At a meeting on Wednesday, city councillors voted through Lester's amendment to remove $511,000 from the 2019/2020 Annual Plan for a proposed indoor arena in Wellington.

It was to show other projects needed priority in the city, like the library.

"In an annual plan if there's no requirement to spend that money in the next 12 months, then there's no need for it to be there."

"At the moment we're in a business case situation, with no building or capex requirement", Lester said.

It wasn't a question of if the project would happen but when, Lester said.

"You've got to start somewhere and you've got to make sure you plan for that in the future and keep it warm so that when it is ready to go, it can start."

The waterfront site at Centreport was the only place suitable in the city to build the arena, Lester said.

Councillor Andy Foster doubted the money for the arena would be spent within the next 10 years as the business case looked "marginal".

Statistics House was badly damaged in the Kaikoura Earthquake. Photo / Mark Micthell
Statistics House was badly damaged in the Kaikoura Earthquake. Photo / Mark Micthell

As for its location, Foster described it as "the most vulnerable place in the planet" considering it's right by the sea and near empty lots of land where buildings once stood prior to the Kaikoura Earthquake.

But councillor Simon Marsh said it was a great site and the money for the arena should be considered "gone but not forgotten".

On the other hand, councillor Iona Pannett said the project was unrealistic.

Existing buildings should be prioritised over new ones, she said.

"The city has got so many resilience challenges in terms of preparing for climate change and for further earthquakes that we really need to put our money there.

"So that means strengthening infrastructure and sometimes rebuilding buildings."

Maxing out the ratepayers' credit card

The prospect of increasing rates is undoubtedly on the minds of Wellingtonians as the council's project list continues to grow.

Wellington residents are facing insurance hikes being in an area prone to natural disasters.

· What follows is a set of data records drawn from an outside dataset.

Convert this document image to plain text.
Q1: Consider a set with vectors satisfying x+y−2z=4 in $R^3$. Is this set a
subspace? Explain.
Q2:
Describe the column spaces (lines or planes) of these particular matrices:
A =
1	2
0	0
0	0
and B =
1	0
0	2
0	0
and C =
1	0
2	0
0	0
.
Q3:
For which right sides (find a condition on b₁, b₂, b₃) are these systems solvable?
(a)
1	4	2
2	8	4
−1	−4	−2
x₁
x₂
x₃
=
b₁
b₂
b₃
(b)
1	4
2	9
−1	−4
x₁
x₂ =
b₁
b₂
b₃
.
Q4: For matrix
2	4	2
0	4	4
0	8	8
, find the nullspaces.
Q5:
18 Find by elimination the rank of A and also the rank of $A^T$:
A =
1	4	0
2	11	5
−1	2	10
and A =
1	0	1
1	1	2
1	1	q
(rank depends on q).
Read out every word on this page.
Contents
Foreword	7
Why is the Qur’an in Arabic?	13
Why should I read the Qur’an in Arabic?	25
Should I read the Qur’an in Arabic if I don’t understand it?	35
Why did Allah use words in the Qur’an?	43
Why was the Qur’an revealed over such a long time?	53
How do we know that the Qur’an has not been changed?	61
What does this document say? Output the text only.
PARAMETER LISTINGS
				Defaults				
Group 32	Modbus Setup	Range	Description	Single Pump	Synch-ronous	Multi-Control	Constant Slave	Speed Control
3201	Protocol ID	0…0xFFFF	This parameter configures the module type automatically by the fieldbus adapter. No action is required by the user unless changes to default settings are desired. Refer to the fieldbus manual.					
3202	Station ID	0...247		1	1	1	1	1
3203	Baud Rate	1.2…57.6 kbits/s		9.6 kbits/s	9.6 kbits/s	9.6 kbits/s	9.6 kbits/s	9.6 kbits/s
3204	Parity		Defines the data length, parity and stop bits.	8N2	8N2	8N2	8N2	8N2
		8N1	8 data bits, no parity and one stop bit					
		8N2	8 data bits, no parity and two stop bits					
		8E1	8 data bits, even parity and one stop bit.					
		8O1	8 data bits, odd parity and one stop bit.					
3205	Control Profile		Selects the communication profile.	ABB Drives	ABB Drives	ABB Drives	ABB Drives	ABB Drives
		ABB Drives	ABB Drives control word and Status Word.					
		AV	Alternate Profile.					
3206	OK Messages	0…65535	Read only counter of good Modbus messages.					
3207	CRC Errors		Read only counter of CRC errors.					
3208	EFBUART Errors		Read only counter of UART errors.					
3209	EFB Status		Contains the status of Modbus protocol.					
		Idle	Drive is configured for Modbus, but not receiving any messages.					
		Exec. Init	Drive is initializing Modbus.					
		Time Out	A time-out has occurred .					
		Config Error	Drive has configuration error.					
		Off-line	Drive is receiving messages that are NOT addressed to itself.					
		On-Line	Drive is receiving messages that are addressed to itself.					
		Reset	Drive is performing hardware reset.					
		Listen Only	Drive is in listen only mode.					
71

Body corporate rates are skyrocketing as apartment dwellers are faced with huge seismic strengthening costs.

Councillor Nicola Young said she was concerned the city could become unaffordable.

"It is not right that the council should be maxing out the ratepayers' credit card for people who really can't afford to pay the bills."

She said the council needed to prioritise its projects and abandon "nice to haves".

"Council needs to demonstrate increased fiscal prudence, accepting that the city has some expensive but necessary projects – such as Civic Square, including the library, and Let's Get Wellington Moving", Young said.

Councillor Nicola Young is concerned Wellington could become unaffordable. Photo / Mark Mitchell
Councillor Nicola Young is concerned Wellington could become unaffordable. Photo / Mark Mitchell

Young put forward an amendment at the meeting on Thursday to remove projects from the Long-Term Plan including the Marine Education Centre, part of the Frank Kitts Park upgrade and snow leopards and lions at the Zoo.

Her original plan for the amendment included taking out the money for the indoor arena but Lester got in first putting a variation of that on the table separately.

Councillor Foster moved Young's amendment.

"It's not how much the council can afford, it's how much ratepayers can afford.

"We don't need things like an arena, we want one, but we don't need one", he said.

The amendment failed to get past the rest of those around the council table.

The 2016 Kaikoura Earthquake hit Wellington hard. Photo / Mark Mitchell
The 2016 Kaikoura Earthquake hit Wellington hard. Photo / Mark Mitchell

But it drives home the need for council to show fiscal discipline because nothing is certain for a city lying on a fault line.

Furthermore, Kaikoura has proven Wellington is still vulnerable even when an earthquake isn't its own.